They finally headed for a giant, palatial structure built into the side of the cavern and dominating it and the city skyline. The seat of government, he guessed, probably for the whole hex. Finally he could stand it no longer. “Where’s the enemy?” he asked Zhart.

The other stopped and turned, looking slightly puzzled. “What do you mean?” he asked, not suspiciously but just befuddled.

Marquoz waved a massive arm back in the general direction of the city. “All this. The militarization of the population, the fierceness of the race. All this points to a really nasty enemy. I just wanted to know who or what.”

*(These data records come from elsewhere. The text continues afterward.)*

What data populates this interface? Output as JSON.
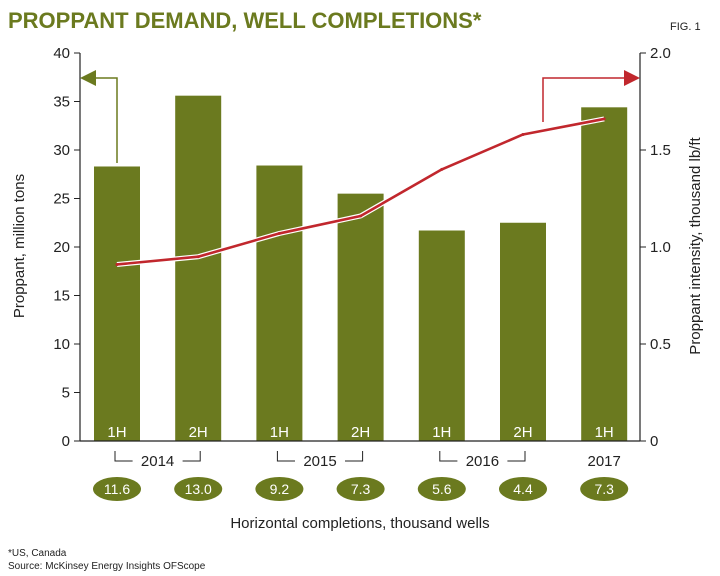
{
  "header": {
    "title": "PROPPANT DEMAND, WELL COMPLETIONS*",
    "fig_label": "FIG. 1"
  },
  "colors": {
    "bar": "#6b7a1f",
    "line": "#c1272d",
    "axis": "#222222",
    "text": "#222222"
  },
  "chart_data": {
    "type": "bar",
    "categories": [
      "1H 2014",
      "2H 2014",
      "1H 2015",
      "2H 2015",
      "1H 2016",
      "2H 2016",
      "1H 2017"
    ],
    "half_labels": [
      "1H",
      "2H",
      "1H",
      "2H",
      "1H",
      "2H",
      "1H"
    ],
    "year_groups": [
      {
        "label": "2014",
        "bracket": true
      },
      {
        "label": "2015",
        "bracket": true
      },
      {
        "label": "2016",
        "bracket": true
      },
      {
        "label": "2017",
        "bracket": false
      }
    ],
    "series": [
      {
        "name": "Proppant, million tons",
        "type": "bar",
        "axis": "left",
        "values": [
          28.3,
          35.6,
          28.4,
          25.5,
          21.7,
          22.5,
          34.4
        ]
      },
      {
        "name": "Proppant intensity, thousand lb/ft",
        "type": "line",
        "axis": "right",
        "values": [
          0.91,
          0.95,
          1.07,
          1.16,
          1.4,
          1.58,
          1.66
        ]
      }
    ],
    "completions": {
      "label": "Horizontal completions, thousand wells",
      "values": [
        "11.6",
        "13.0",
        "9.2",
        "7.3",
        "5.6",
        "4.4",
        "7.3"
      ]
    },
    "y_left": {
      "label": "Proppant, million tons",
      "lim": [
        0,
        40
      ],
      "ticks": [
        "0",
        "5",
        "10",
        "15",
        "20",
        "25",
        "30",
        "35",
        "40"
      ]
    },
    "y_right": {
      "label": "Proppant intensity, thousand lb/ft",
      "lim": [
        0,
        2.0
      ],
      "ticks": [
        "0",
        "0.5",
        "1.0",
        "1.5",
        "2.0"
      ]
    },
    "xlabel": "Horizontal completions, thousand wells",
    "legend": "arrows indicate axis: bars on left, line on right"
  },
  "footnotes": {
    "note": "*US, Canada",
    "source": "Source: McKinsey Energy Insights OFScope"
  }
}
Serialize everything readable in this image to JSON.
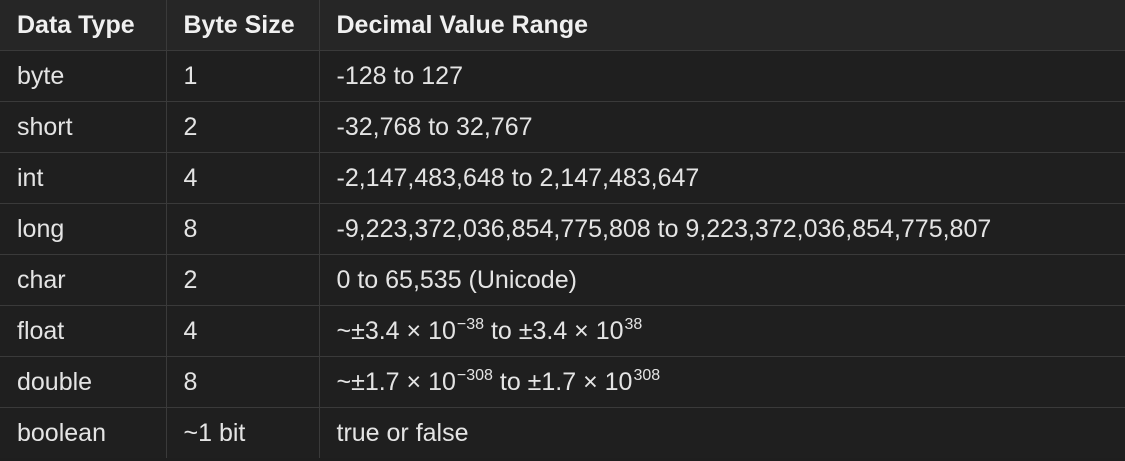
{
  "table": {
    "headers": [
      "Data Type",
      "Byte Size",
      "Decimal Value Range"
    ],
    "rows": [
      {
        "type": "byte",
        "size": "1",
        "range": "-128 to 127"
      },
      {
        "type": "short",
        "size": "2",
        "range": "-32,768 to 32,767"
      },
      {
        "type": "int",
        "size": "4",
        "range": "-2,147,483,648 to 2,147,483,647"
      },
      {
        "type": "long",
        "size": "8",
        "range": "-9,223,372,036,854,775,808 to 9,223,372,036,854,775,807"
      },
      {
        "type": "char",
        "size": "2",
        "range": "0 to 65,535 (Unicode)"
      },
      {
        "type": "float",
        "size": "4",
        "range_parts": {
          "prefix": "~±3.4 × 10",
          "exp1": "−38",
          "mid": " to ±3.4 × 10",
          "exp2": "38"
        }
      },
      {
        "type": "double",
        "size": "8",
        "range_parts": {
          "prefix": "~±1.7 × 10",
          "exp1": "−308",
          "mid": " to ±1.7 × 10",
          "exp2": "308"
        }
      },
      {
        "type": "boolean",
        "size": "~1 bit",
        "range": "true or false"
      }
    ]
  }
}
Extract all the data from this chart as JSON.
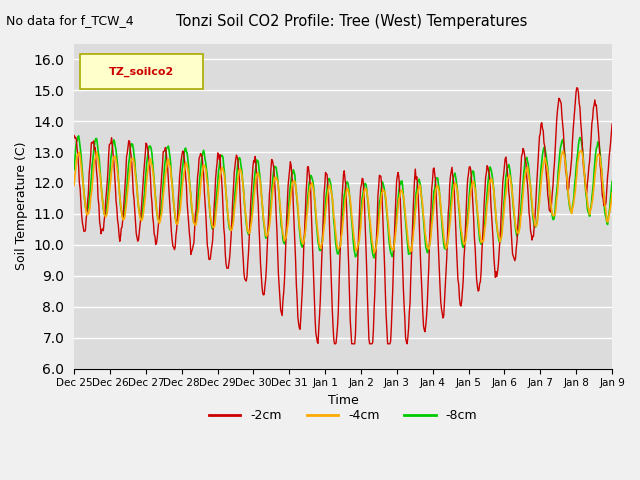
{
  "title": "Tonzi Soil CO2 Profile: Tree (West) Temperatures",
  "subtitle": "No data for f_TCW_4",
  "xlabel": "Time",
  "ylabel": "Soil Temperature (C)",
  "legend_label": "TZ_soilco2",
  "ylim": [
    6.0,
    16.5
  ],
  "yticks": [
    6.0,
    7.0,
    8.0,
    9.0,
    10.0,
    11.0,
    12.0,
    13.0,
    14.0,
    15.0,
    16.0
  ],
  "bg_color": "#dcdcdc",
  "series": {
    "2cm": {
      "color": "#cc0000",
      "label": "-2cm"
    },
    "4cm": {
      "color": "#ffaa00",
      "label": "-4cm"
    },
    "8cm": {
      "color": "#00cc00",
      "label": "-8cm"
    }
  },
  "xtick_labels": [
    "Dec 25",
    "Dec 26",
    "Dec 27",
    "Dec 28",
    "Dec 29",
    "Dec 30",
    "Dec 31",
    "Jan 1",
    "Jan 2",
    "Jan 3",
    "Jan 4",
    "Jan 5",
    "Jan 6",
    "Jan 7",
    "Jan 8",
    "Jan 9"
  ]
}
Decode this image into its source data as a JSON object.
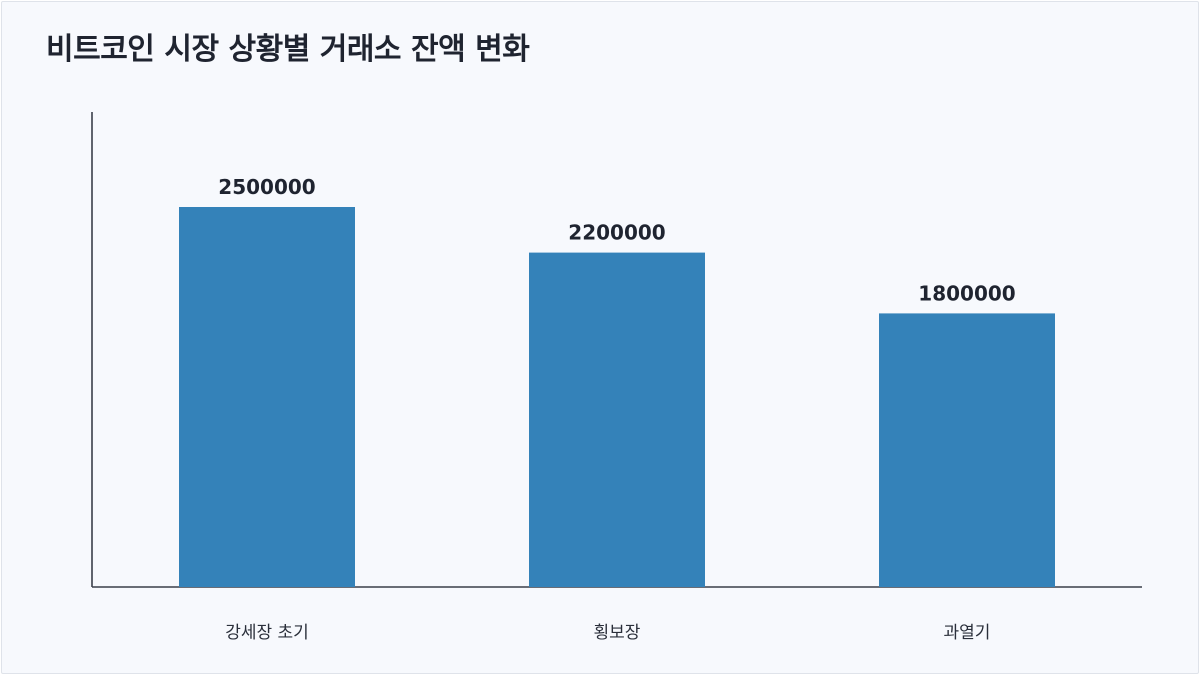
{
  "title": "비트코인 시장 상황별 거래소 잔액 변화",
  "colors": {
    "bar": "#3482b9",
    "background": "#f7f9fd",
    "axis": "#3a3f4a",
    "text": "#1f2430"
  },
  "chart_data": {
    "type": "bar",
    "title": "비트코인 시장 상황별 거래소 잔액 변화",
    "categories": [
      "강세장 초기",
      "횡보장",
      "과열기"
    ],
    "values": [
      2500000,
      2200000,
      1800000
    ],
    "value_labels": [
      "2500000",
      "2200000",
      "1800000"
    ],
    "xlabel": "",
    "ylabel": "",
    "ylim": [
      0,
      3125000
    ],
    "grid": false,
    "legend": "none",
    "data_labels": true
  }
}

“There’s no enemy,” Zhart responded, sounding slightly wistful. “No enemy at all. Used to be—long, long ago, maybe thousands of years. You can visit the Museum of Hakazit Culture sometime and see the dioramas and displays about it. But there’s nothing much now. None of the surrounding hexes could live in the radiations of the day, and they’re not up to tackling us even if there was a reason.” He shrugged as they continued walking to the palace.

That was it, of course, Marquoz realized. A warrior people created for a nightmare planet that they had conquered here, thereby proving that they could make it out there in the real universe. But that had been during the Markovian experiment, who knew how many millions of years ago, gone now, done now, leaving the descendants bred for battle but with nothing left to fight.

It would create a strange, stagnant culture, he decided. He understood now what sort of entertainment probably went on at the People’s Stadium, for example.